Решительный отказ немецкого правительства стоит, по словам все того же письма, в связи с тем, что в Берлине в тот период господствовало стремление добиться во что бы то ни стало сепаратного мира с Россией.[112]
На этом, разумеется, настаивали самые реакционные круги. Главная причина отказа лежит, однако, по словам письма, в нежелании немецкого правительства отказываться от аннексионных притязаний. В связи с этим получает новое освещение заявление, сделанное 15 марта председателем прусской палаты депутатов, Ведель-Писдорфом: «Если бы мы не хотели ничего иного, как отбить нападение наших врагов, то, я думаю, не было бы слишком трудно достигнуть в течение короткого времени мира. Но этим Германия не могла бы удовлетвориться. После стольких чудовищных жертв, которые мы принесли людьми и достоянием, мы хотим большего». В свое время спрашивали себя, говорит берлинское письмо, какая муха укусила председателя? Теперь выясняется, что он явился представителем тех кругов, которые опасались успеха американской инициативы.В середине апреля сделана была рассказанная выше голландская попытка. А 24 апреля «Norddeutsche Allgemeine Zeitung» излагала следующие соображения в высоко официозной статье: "С разных сторон мы слышим, что в стране распространяются слухи о подготовлении к мирным переговорам. Указывают, далее, что сделаны подготовительные шаги для достижения сепаратного мира с Англией на основе известных английских пожеланий и требований.

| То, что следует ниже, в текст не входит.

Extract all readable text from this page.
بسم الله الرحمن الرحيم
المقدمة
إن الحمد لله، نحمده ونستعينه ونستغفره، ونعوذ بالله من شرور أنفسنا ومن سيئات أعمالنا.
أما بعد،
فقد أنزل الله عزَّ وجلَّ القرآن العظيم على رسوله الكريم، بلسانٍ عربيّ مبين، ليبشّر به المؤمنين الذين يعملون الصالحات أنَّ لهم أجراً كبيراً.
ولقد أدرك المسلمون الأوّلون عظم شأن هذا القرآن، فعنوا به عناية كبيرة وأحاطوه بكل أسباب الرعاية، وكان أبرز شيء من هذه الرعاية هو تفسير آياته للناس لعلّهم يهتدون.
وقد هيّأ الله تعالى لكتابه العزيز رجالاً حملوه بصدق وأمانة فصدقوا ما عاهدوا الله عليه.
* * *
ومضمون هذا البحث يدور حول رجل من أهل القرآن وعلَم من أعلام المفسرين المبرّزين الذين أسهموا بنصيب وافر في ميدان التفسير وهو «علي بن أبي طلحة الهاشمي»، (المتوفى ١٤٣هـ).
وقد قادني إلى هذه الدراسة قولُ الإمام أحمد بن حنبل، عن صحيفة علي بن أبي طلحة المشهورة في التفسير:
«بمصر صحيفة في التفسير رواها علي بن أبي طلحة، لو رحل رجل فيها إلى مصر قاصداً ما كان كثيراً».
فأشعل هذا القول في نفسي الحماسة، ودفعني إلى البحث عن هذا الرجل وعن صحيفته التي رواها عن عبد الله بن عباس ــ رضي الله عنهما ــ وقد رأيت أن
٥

…Никакой здравомыслящий человек не может думать о том, чтобы отказаться от выгодного для Германии военного положения в целях преждевременного заключения мира. Согласно данной канцлером в его речи общей характеристики целей мира, – а только о такой характеристике сейчас и может идти речь, – мы должны использовать каждое преимущество военного положения, дабы добиться уверенности, что никто не отважится более нарушать наш мир. На этом мы должны стоять. Слухи о немецкой склонности к миру являются, ввиду нашей неизменной готовности к поражению врагов, вздорными или злостными, во всяком случае пустыми измышлениями". Правительственный официоз высказал после голландской попытки те же мысли, какими председатель прусской палаты депутатов ответил на американскую попытку.
В мае Бетман-Гольвег[113]
давал вождям политических партий более конкретные сведения относительно немецких целей мира. Вот что сообщает об этом берлинское письмо «из аутентичного источника»: на востоке хотят исправления границ из стратегических соображений; что касается Бельгии, то нет необходимости прямо аннексировать ее, можно создать себе и другие «гарантии», если, оставив стране ее самостоятельность, заставить ее примкнуть к немецкому таможенному союзу,[114] вместо наполеоновского Code civil ввести гражданские законы Германии и заключить железнодорожную и военную конвенцию.Таковы разоблачения, исходящие из кругов немецкой с.-д. оппозиции, ведущей непримиримую борьбу со всем правительством. У нас еще слишком мало данных, чтобы решать, в какой мере нарисованная здесь картина закулисных дипломатических шагов отличается полнотой. Но, как материал для ориентации, приведенные сведения очень поучительны.
«Наше Слово» N 121, 23 июня 1915 г.
Л. Троцкий. НА НАЧАЛАХ ВЗАИМНОСТИ
Мы прошли мимо одного отраднейшего для наших мрачных дней факта международной солидарности, и к этому факту мы считаем нашим, так сказать, нравственным долгом вернуться: агентство Вольфа сообщило всему миру за несколько дней до 19 декабря, что немецкие власти готовы не препятствовать русским пленным праздновать тезоименитство своего монарха, ежели русские власти дадут такую же льготу пленникам-немцам.
На началах взаимности! Немецкое и русское человеческое мясо разрывается и сжигается снарядами, замерзает в холодной грязи и разъедается вшами; но священное пламя монархического энтузиазма, несмотря на все, тщательно поддерживается в сердцах бронированными жрецами Берлина и Петрограда.
«Наше Слово» N 276, 28 декабря 1915 г.